Evolving approaches to investment
A theme we expect to see evolve in the new investment environment are increasing instances of structured sales as both vendors and purchasers look for innovative ways to assemble ownerships. While this is fairly commonplace in some markets due to dynamics such as lot size, development expertise or taxation rules (such as FIRPTA), we expect it to become more widespread across investors, locations and lot sizes. The combination of strong demand, lower levels of supply and higher costs of trading and/or holding real estate will lead to growing instances of these structured sales i.e. institutions and other investors selling parts or shares of assets in order to release capital while retaining exposure to the asset and at the same time protecting their asset management fee. This process also allows a buyer to gain exposure to assets and sectors that may ordinarily be outside of their fund size or sector skill set.
Consolidation of managers
While the pool of investors in real estate continues to grow as new market entrants appear, we also see further consolidation of existing investor types.
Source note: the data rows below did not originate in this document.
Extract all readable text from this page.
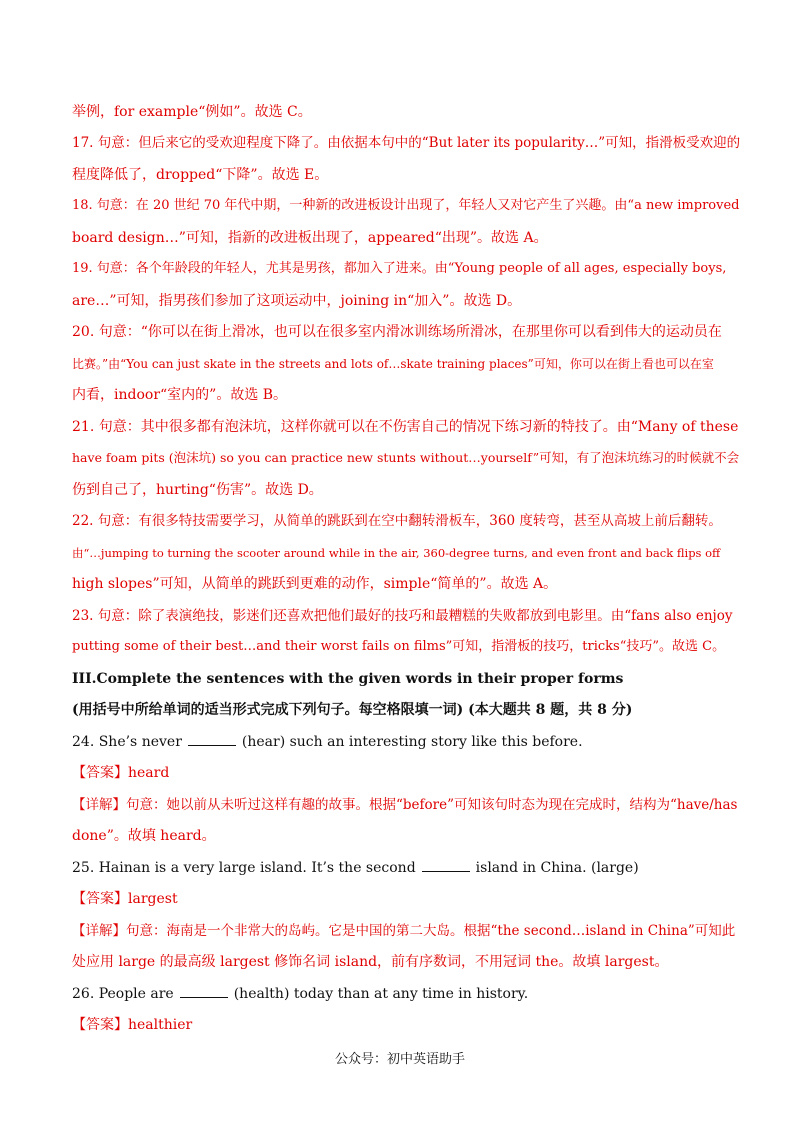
举例，for example“例如”。故选 C。
17. 句意：但后来它的受欢迎程度下降了。由依据本句中的“But later its popularity…”可知，指滑板受欢迎的
程度降低了，dropped“下降”。故选 E。
18. 句意：在 20 世纪 70 年代中期，一种新的改进板设计出现了，年轻人又对它产生了兴趣。由“a new improved
board design…”可知，指新的改进板出现了，appeared“出现”。故选 A。
19. 句意：各个年龄段的年轻人，尤其是男孩，都加入了进来。由“Young people of all ages, especially boys,
are…”可知，指男孩们参加了这项运动中，joining in“加入”。故选 D。
20. 句意：“你可以在街上滑冰，也可以在很多室内滑冰训练场所滑冰，在那里你可以看到伟大的运动员在
比赛。”由“You can just skate in the streets and lots of…skate training places”可知，你可以在街上看也可以在室
内看，indoor“室内的”。故选 B。
21. 句意：其中很多都有泡沫坑，这样你就可以在不伤害自己的情况下练习新的特技了。由“Many of these
have foam pits (泡沫坑) so you can practice new stunts without…yourself”可知，有了泡沫坑练习的时候就不会
伤到自己了，hurting“伤害”。故选 D。
22. 句意：有很多特技需要学习，从简单的跳跃到在空中翻转滑板车，360 度转弯，甚至从高坡上前后翻转。
由“…jumping to turning the scooter around while in the air, 360-degree turns, and even front and back flips off
high slopes”可知，从简单的跳跃到更难的动作，simple“简单的”。故选 A。
23. 句意：除了表演绝技，影迷们还喜欢把他们最好的技巧和最糟糕的失败都放到电影里。由“fans also enjoy
putting some of their best…and their worst fails on films”可知，指滑板的技巧，tricks“技巧”。故选 C。
III.Complete the sentences with the given words in their proper forms
(用括号中所给单词的适当形式完成下列句子。每空格限填一词) (本大题共 8 题，共 8 分)
24. She’s never	(hear) such an interesting story like this before.
【答案】heard
【详解】句意：她以前从未听过这样有趣的故事。根据“before”可知该句时态为现在完成时，结构为“have/has
done”。故填 heard。
25. Hainan is a very large island. It’s the second	island in China. (large)
【答案】largest
【详解】句意：海南是一个非常大的岛屿。它是中国的第二大岛。根据“the second…island in China”可知此
处应用 large 的最高级 largest 修饰名词 island，前有序数词，不用冠词 the。故填 largest。
26. People are	(health) today than at any time in history.
【答案】healthier
公众号：初中英语助手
In particular, the fund management community is seeing continuous margin pressure due to issues such as the increasing popularity of cheaper passive vehicles and this is likely to lead to further M&A activity in the sector. In addition, those that have merged over the last few years will continue to restructure their portfolios and this ‘housekeeping’ is likely to be a source of some asset sales.
We also expect to see more local developers and asset managers leverage their expertise to support global investors that do not have the required local-market skills. This will both be the new market entrants who are looking to this expertise to guide them through a purchase and/or development process or, increasingly, investors who have bought secure-income properties over the last 10 years who are now facing shorter leases and an aging asset.